Michelin Star Chefs Elena Arzak and Fina Puigdevall help the Spanish Pavilion Celebrate the Week of Spain
Jing Daily recently attended a brunch hosted by the Spanish Pavilion restaurant Acqua (previously), featuring Michelin Star chefs Elena Arzak and Fina Puigdevall. While they are certainly premier Spanish chefs, they are also two of the world’s top female chefs, with Elena Arzak being one of the few women to hold 3 Michelin stars for her restaurant Arzak.
Each brings to China new conceptual ideas, with Elena experimenting with Chinese elements and Fina reinterpreting traditional Spanish dishes using locally sourced ingredients. The event featured a brief presentation by the two chefs and a fusion-inspired menu, including red shrimp with fried vermicelli, mimosa eggs with tuna-oil hollandaise, potatoes in roasted vegetable juice, and a dessert of peach “yolks” in cinnamon soup.
As ambassadors for Spanish gastronomy, the two set a high bar and presented an innovative menu, impressing the 50 or so journalists and other guests present. The Chinese and international media has been singing high praises for the Spanish Pavilion’s star-studded gastronomic agenda, and 23 of the 49 combined Michelin stars that the Spanish Pavilion chefs can lay claim to are yet to come.

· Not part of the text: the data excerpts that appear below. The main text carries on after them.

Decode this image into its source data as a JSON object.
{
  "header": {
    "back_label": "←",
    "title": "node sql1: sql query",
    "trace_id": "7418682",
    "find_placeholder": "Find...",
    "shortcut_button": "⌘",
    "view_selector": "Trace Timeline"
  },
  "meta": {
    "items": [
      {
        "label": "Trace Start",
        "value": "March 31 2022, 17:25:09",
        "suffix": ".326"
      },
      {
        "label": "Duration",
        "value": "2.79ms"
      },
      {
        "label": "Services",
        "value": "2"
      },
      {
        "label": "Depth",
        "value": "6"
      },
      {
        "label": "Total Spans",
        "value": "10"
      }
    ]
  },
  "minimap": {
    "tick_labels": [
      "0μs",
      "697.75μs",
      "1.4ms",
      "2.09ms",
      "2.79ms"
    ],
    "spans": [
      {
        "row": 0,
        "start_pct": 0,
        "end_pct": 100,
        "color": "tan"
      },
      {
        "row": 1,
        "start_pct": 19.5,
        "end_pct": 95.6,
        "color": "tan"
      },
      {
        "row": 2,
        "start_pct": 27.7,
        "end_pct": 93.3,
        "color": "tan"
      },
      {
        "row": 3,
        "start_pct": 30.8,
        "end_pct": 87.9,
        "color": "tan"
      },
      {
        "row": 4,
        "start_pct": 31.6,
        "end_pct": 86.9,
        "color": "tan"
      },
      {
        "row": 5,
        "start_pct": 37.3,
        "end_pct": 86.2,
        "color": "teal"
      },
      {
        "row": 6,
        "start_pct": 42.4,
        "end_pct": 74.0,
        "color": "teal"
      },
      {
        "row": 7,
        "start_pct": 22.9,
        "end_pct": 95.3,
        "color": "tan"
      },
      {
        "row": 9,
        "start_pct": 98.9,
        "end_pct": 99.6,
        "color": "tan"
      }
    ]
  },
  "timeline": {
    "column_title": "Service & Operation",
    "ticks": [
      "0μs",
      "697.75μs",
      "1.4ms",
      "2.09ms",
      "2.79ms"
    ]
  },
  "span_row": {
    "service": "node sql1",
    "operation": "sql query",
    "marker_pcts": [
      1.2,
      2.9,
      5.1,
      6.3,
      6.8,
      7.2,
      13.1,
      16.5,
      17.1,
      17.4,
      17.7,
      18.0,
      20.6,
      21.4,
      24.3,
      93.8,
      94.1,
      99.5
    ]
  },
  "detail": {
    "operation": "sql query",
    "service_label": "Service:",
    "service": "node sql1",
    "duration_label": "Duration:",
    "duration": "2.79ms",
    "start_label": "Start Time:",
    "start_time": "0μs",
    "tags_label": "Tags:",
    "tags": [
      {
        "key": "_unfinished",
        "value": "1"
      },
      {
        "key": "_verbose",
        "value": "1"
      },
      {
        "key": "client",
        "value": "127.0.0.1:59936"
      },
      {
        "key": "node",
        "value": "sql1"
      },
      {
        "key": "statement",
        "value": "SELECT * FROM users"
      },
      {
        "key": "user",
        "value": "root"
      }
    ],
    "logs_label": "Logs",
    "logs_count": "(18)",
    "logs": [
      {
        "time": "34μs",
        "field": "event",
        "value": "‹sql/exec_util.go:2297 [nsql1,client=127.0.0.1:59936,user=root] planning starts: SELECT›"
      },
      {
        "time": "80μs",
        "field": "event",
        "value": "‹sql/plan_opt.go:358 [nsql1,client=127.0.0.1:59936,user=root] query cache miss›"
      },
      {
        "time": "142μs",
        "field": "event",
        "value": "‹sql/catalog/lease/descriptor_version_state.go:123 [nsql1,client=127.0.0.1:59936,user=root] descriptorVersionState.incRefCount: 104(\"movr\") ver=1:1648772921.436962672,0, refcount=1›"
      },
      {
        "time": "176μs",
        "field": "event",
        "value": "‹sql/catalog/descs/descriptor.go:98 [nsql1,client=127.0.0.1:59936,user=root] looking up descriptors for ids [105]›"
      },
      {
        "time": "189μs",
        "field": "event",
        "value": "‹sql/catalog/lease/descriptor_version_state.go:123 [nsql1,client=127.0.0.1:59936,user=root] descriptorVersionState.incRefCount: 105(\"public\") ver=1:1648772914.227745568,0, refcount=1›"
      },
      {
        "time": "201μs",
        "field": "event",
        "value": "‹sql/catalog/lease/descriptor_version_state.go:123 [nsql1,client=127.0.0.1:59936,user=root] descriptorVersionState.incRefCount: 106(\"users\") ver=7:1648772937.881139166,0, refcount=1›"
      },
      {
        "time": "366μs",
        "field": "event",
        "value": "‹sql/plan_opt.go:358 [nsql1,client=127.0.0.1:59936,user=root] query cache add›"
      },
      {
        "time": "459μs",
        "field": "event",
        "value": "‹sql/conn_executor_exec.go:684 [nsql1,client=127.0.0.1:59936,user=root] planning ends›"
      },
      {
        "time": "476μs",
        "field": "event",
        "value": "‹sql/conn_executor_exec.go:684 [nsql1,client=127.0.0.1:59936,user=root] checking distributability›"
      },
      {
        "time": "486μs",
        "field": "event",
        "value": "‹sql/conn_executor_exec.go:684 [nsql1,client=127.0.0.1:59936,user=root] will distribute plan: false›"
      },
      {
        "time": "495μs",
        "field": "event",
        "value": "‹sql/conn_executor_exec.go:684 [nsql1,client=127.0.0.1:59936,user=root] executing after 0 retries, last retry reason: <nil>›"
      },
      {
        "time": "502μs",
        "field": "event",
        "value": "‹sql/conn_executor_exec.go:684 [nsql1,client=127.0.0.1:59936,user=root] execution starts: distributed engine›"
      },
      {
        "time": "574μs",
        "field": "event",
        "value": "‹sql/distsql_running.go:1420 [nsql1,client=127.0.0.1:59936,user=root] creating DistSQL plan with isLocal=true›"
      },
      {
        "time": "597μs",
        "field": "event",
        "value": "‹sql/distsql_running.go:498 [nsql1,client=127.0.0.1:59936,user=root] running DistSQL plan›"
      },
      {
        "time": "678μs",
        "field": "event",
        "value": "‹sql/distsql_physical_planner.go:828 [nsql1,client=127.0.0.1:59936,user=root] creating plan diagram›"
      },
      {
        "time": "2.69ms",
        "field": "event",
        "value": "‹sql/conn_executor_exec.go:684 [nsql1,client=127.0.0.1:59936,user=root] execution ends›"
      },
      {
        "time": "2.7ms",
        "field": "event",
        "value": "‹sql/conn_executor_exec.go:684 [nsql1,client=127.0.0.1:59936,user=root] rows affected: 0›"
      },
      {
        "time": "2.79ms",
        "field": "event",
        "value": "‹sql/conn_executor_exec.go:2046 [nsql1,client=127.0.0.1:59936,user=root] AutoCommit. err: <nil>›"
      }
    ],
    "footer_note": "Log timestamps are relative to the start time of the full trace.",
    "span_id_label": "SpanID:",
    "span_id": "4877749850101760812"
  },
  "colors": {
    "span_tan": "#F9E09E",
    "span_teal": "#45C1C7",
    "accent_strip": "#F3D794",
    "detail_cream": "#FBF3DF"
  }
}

The Spaniards will continue to expose Shanghai to Spain’s culinary delights, including the highly anticipated Tapas week scheduled for the end of October.
About Elena Arzak and Fina Puigdevall
Michelin 3-star chef Elena comes from a cooking background, as the daughter of culinary master Juan Maria Arzak; she is a fourth-generation chef. Though experimental in her approach to cuisine, she was well-chosen for the Shanghai Expo, as she has a constantly evolving style and has a respect for the variety and flavors of Chinese cuisine. She cites The Heritage of Chinese Cooking by Elizabeth Chong as an inspiration, particularly for its Chinese broths, sauces, and vegetable preparations.
Fina is a Michelin 2-star chef and a Medal of Merit winner. Her restaurant, Mas Les Cols, is within a national park and is praised for its sustainability, using only local and seasonal foods. In addition to her restaurant, she also runs a small vineyard, because she feels wine is closely tied into the experience of food. Aside from Spanish cuisine, she also loves Japanese cuisine, and though it is the first visit to China for the two chefs, they both hope to bring something new to the culinary experiences of Shanghai.